Here are a few of the biggest mistakes new and old bodybuilders make that limit growth and thwart gains.
Your Lifestyle Isn’t Consistent
Sure, when you’re in the gym, you devote hours to shaping your body exactly like you want it ― but maybe you can’t get to the gym as often as you need to. To get gains fast, you should be in the gym every day, with an active rest day every week to allow your body to recover (see more below).
Additionally, you need steady change in your workouts; though you might have a few favorite lifts you can do with ease, varying the moves you do will make you stronger and bigger much faster. To become more consistent, you need to restructure your priorities and place “making gains” at the very top.
Your Lifestyle Isn’t Healthy
Maybe you do manage to hit the gym every day, but still aren’t seeing gains. In that case, you should look to making your lifestyle outside the gym consistent, as well. Health is much, much more than exercise. Your body responds to every choice you make, from the food you eat to the amount you sleep. Therefore, you cannot expect your body to look fantastic if you aren’t treating it fantastically in return.
From now on, when you want pizza, you should make whole-wheat pasta with veggie sauce; when you want a beer, you should drink a protein shake; when you want a cigarette, you should try vaping. It will be hard at first, but it is truly the only way to see gains.

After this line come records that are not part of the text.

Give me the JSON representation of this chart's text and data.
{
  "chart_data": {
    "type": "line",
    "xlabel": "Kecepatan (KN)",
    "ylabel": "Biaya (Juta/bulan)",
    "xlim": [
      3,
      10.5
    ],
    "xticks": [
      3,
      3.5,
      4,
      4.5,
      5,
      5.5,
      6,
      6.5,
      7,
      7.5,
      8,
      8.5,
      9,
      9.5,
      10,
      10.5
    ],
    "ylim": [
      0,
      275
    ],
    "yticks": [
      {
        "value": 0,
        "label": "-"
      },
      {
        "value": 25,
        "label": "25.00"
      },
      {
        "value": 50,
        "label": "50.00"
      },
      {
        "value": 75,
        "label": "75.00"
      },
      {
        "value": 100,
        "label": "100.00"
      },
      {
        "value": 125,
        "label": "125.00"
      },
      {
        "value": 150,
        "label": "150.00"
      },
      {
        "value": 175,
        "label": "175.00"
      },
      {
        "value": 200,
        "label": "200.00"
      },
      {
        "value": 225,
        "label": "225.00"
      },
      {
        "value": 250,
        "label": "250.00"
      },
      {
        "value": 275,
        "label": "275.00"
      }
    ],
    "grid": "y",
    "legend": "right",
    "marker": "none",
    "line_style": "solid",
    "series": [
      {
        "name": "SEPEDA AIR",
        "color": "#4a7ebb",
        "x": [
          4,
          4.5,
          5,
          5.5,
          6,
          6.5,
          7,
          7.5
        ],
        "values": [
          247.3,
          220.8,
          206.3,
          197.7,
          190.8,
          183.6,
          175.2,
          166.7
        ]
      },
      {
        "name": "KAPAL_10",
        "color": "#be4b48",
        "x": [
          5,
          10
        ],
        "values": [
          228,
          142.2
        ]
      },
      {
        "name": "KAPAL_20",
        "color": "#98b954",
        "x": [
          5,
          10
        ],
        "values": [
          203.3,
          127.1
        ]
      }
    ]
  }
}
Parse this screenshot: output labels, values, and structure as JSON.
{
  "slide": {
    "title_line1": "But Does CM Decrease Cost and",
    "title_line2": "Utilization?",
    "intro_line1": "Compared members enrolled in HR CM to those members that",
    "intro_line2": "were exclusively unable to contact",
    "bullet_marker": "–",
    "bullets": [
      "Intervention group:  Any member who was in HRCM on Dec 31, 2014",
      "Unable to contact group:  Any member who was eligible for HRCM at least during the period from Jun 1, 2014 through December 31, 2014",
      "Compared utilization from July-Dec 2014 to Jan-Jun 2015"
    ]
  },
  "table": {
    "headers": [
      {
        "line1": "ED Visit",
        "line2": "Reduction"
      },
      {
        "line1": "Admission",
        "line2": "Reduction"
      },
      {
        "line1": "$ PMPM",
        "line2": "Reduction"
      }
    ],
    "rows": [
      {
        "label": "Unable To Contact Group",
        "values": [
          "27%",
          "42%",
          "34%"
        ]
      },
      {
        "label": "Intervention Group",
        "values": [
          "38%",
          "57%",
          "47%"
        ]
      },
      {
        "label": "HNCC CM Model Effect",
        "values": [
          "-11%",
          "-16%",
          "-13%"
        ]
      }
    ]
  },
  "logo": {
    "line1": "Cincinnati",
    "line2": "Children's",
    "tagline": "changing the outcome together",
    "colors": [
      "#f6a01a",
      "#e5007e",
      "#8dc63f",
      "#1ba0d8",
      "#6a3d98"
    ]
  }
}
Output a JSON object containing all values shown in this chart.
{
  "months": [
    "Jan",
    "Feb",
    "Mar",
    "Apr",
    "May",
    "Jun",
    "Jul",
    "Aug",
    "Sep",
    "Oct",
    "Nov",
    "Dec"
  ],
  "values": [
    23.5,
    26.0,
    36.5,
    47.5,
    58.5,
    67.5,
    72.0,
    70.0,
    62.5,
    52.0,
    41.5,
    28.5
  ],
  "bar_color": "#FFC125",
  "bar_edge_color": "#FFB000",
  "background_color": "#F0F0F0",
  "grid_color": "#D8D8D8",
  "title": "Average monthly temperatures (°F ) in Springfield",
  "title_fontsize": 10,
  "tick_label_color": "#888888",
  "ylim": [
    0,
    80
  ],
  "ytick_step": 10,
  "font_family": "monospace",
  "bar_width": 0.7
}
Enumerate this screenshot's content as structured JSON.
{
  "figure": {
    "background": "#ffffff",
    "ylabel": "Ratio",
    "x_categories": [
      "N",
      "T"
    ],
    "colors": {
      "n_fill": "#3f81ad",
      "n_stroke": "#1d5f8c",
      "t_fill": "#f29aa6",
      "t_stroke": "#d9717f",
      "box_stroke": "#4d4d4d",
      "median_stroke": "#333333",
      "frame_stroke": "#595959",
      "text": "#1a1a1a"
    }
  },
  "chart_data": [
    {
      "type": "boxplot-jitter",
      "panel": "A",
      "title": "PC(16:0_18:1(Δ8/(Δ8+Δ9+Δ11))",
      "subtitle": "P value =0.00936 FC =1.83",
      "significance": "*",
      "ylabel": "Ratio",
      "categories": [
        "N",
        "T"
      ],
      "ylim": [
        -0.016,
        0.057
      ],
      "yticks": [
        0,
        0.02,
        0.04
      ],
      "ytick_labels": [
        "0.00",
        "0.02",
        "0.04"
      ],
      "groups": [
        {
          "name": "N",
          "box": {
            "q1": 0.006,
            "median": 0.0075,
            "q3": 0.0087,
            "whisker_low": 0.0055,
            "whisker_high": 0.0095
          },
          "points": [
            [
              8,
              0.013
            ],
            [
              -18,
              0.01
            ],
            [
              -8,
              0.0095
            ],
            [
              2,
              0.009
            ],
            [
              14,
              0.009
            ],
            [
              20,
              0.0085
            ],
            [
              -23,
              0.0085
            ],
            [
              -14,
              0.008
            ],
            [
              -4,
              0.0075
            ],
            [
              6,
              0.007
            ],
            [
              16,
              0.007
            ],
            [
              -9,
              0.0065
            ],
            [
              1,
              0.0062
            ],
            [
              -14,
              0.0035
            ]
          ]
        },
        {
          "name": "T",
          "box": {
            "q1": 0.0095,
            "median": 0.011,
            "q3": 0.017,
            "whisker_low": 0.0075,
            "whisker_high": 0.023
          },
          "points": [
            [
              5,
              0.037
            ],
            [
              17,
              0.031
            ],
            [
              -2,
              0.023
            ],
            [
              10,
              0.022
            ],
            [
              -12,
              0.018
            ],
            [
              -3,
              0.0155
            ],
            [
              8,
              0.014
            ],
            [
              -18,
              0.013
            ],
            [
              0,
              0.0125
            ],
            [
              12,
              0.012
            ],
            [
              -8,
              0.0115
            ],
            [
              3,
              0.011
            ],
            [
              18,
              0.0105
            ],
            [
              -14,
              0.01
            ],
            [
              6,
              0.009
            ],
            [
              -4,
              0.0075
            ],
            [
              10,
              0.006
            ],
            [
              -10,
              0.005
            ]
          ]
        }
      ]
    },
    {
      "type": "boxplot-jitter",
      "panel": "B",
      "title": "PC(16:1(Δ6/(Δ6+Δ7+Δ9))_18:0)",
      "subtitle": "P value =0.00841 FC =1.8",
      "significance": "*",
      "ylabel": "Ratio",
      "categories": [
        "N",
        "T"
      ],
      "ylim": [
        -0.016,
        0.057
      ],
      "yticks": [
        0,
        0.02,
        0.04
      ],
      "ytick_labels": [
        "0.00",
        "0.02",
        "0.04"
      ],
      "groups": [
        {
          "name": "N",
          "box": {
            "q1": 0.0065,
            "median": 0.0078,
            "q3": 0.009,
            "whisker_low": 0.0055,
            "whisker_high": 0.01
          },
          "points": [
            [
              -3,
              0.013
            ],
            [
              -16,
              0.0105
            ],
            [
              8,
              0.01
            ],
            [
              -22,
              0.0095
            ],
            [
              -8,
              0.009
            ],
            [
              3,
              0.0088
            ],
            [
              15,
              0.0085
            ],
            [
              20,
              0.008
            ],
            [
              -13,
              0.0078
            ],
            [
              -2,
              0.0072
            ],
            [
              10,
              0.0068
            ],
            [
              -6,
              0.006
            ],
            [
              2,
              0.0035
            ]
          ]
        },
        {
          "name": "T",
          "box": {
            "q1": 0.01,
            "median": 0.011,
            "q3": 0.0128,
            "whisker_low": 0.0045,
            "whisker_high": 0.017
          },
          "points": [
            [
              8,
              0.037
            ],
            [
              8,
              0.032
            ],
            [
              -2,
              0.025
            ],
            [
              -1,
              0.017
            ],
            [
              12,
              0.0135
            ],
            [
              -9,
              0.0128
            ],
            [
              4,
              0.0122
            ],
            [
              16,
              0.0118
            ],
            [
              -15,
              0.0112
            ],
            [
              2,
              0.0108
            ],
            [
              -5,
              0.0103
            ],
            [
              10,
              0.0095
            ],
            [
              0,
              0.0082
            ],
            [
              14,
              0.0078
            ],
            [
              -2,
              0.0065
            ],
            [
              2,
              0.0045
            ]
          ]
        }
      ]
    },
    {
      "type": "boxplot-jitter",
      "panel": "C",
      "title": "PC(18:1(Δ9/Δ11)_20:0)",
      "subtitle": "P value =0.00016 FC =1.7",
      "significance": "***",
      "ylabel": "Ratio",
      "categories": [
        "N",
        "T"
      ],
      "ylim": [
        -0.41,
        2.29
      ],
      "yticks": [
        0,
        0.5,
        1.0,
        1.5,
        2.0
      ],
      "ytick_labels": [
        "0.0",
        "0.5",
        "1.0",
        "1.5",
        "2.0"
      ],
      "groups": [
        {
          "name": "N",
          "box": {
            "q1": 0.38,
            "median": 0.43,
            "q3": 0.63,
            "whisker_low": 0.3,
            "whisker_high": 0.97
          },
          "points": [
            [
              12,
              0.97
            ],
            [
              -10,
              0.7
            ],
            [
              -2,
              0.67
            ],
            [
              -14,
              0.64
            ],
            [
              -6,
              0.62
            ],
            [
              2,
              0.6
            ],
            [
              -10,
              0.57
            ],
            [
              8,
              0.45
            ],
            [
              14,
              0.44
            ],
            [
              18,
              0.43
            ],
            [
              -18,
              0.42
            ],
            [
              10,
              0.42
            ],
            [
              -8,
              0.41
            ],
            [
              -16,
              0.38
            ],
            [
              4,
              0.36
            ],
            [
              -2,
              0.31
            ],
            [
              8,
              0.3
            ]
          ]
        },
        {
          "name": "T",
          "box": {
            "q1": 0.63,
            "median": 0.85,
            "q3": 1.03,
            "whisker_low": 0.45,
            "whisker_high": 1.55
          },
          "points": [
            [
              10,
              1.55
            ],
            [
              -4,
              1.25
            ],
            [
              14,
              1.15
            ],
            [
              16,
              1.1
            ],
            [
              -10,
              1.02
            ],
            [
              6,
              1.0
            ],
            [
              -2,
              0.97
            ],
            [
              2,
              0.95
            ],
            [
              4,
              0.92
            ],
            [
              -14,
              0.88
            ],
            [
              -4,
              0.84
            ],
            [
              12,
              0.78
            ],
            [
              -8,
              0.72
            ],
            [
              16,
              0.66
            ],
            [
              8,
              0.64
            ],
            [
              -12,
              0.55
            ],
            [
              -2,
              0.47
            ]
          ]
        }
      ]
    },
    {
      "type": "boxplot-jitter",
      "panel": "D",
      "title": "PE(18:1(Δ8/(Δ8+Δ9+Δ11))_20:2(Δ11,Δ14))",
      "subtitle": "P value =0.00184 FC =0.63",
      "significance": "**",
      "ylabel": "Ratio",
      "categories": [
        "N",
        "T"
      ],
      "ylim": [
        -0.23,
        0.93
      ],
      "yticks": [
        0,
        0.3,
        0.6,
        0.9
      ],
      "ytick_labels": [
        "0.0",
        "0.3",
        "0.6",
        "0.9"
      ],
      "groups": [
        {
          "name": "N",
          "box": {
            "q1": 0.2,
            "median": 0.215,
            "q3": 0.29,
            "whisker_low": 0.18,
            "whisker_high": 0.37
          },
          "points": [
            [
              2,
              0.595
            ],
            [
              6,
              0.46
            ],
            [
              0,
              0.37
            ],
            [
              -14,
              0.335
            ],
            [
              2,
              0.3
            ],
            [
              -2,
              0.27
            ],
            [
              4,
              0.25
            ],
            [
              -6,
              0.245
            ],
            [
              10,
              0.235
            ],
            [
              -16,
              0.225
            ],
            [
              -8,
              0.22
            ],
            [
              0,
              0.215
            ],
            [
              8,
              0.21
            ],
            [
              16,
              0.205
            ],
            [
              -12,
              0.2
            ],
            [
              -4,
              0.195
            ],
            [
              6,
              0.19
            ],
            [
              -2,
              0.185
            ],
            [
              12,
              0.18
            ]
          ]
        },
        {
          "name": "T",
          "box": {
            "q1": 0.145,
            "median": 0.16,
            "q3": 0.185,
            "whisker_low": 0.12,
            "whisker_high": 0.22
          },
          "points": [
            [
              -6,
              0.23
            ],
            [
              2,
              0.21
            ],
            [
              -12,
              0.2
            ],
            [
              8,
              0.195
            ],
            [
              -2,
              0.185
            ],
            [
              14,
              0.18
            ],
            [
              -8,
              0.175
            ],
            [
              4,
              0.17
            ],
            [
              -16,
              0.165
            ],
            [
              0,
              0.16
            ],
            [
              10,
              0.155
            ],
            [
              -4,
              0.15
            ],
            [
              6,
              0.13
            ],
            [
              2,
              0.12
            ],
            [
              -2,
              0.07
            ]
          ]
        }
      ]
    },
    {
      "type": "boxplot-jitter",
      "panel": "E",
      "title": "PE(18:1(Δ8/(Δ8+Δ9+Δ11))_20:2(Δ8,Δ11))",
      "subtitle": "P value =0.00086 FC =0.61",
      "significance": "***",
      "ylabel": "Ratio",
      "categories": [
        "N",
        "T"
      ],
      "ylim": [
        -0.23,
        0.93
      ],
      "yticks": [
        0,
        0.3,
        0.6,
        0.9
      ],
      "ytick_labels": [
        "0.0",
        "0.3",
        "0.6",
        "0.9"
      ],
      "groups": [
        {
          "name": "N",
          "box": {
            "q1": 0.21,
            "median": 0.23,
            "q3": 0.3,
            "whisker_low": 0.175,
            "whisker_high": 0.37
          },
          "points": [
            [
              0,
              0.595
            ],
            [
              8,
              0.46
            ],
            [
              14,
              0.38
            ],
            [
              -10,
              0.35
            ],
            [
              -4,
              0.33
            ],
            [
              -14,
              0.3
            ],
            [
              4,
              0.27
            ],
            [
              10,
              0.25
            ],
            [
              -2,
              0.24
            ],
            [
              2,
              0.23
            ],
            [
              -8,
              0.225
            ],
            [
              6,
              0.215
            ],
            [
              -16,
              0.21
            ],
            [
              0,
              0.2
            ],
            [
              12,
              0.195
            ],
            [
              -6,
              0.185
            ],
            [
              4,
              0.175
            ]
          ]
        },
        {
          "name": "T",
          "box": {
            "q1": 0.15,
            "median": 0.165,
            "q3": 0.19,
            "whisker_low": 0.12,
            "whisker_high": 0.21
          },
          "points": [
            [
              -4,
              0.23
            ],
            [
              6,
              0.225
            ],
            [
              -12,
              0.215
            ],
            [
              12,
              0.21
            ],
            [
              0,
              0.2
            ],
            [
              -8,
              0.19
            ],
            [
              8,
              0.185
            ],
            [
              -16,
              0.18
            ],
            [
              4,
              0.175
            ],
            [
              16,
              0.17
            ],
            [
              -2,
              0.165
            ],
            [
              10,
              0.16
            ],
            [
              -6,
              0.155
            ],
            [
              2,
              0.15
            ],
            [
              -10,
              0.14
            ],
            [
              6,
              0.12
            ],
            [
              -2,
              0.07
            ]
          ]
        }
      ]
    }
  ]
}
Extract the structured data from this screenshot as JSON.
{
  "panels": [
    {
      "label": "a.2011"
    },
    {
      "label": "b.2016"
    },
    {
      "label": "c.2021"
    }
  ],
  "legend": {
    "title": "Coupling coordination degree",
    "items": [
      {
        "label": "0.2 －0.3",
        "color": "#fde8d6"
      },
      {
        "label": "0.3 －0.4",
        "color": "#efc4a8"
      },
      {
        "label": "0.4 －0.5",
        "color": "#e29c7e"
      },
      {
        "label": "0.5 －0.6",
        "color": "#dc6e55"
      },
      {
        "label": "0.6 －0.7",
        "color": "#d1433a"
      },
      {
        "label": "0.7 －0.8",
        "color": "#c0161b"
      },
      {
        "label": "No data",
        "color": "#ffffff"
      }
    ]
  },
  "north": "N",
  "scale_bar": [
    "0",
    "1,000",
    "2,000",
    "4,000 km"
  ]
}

You Aren’t Training Hard Enough
Going to the gym doesn’t entitle you to gains. Lifting weights doesn’t entitle you to gains. You have to continue making your workouts heavier and harder to see the growth you want. While talking about your 500-pound deadlift might feel good for a while, you’d probably be more satisfied by seeing your gains after properly pulling 400 pounds for multiple reps.
“Going hard” isn’t the same as lifting heavy; rather, it means challenging your body. Often, that does mean adding weight, but sometimes, it means adding cardio to cut fat or trying yoga to gain balance and flexibility. You don’t get gains from curling 20-pounders every day; you get gains from working to your limit.
You Don’t Allow Recovery Time
“No pain, no gain” is a constant refrain in the weight section of the gym, but research shows that isn’t necessarily true. While you should be pushing yourself to lift heavier weights, it isn’t necessary to kill your muscles every day in pursuit of major gains.
In fact, demolishing the same muscles every day prevents them from growing, as it is during the recovery process that more mass is formed. Granting yourself an active rest day ― which is notably not a cheat day ― to stretch, do light cardio, and generally recover will give you a better chance for gains.
Your Expectations Are Too High
When you picture your “finished” physique, do you look like a professional bodybuilder? If so, you might need to rethink your fitness goals. Though it is entirely possible to build such a body, bodybuilders will tell you that it takes more dedication than most amateur weightlifters are willing or able to give.
Those folks have expensive coaches, restrictive diets, and absolutely no social lives; most don’t even have day jobs to worry about. Your gains will likely be much less dramatic and take much longer to achieve ― but that’s no reason to give up.
You can still make serious gains, but only if you have a healthy, consistent lifestyle and train properly. Then maybe you can start thinking about going pro.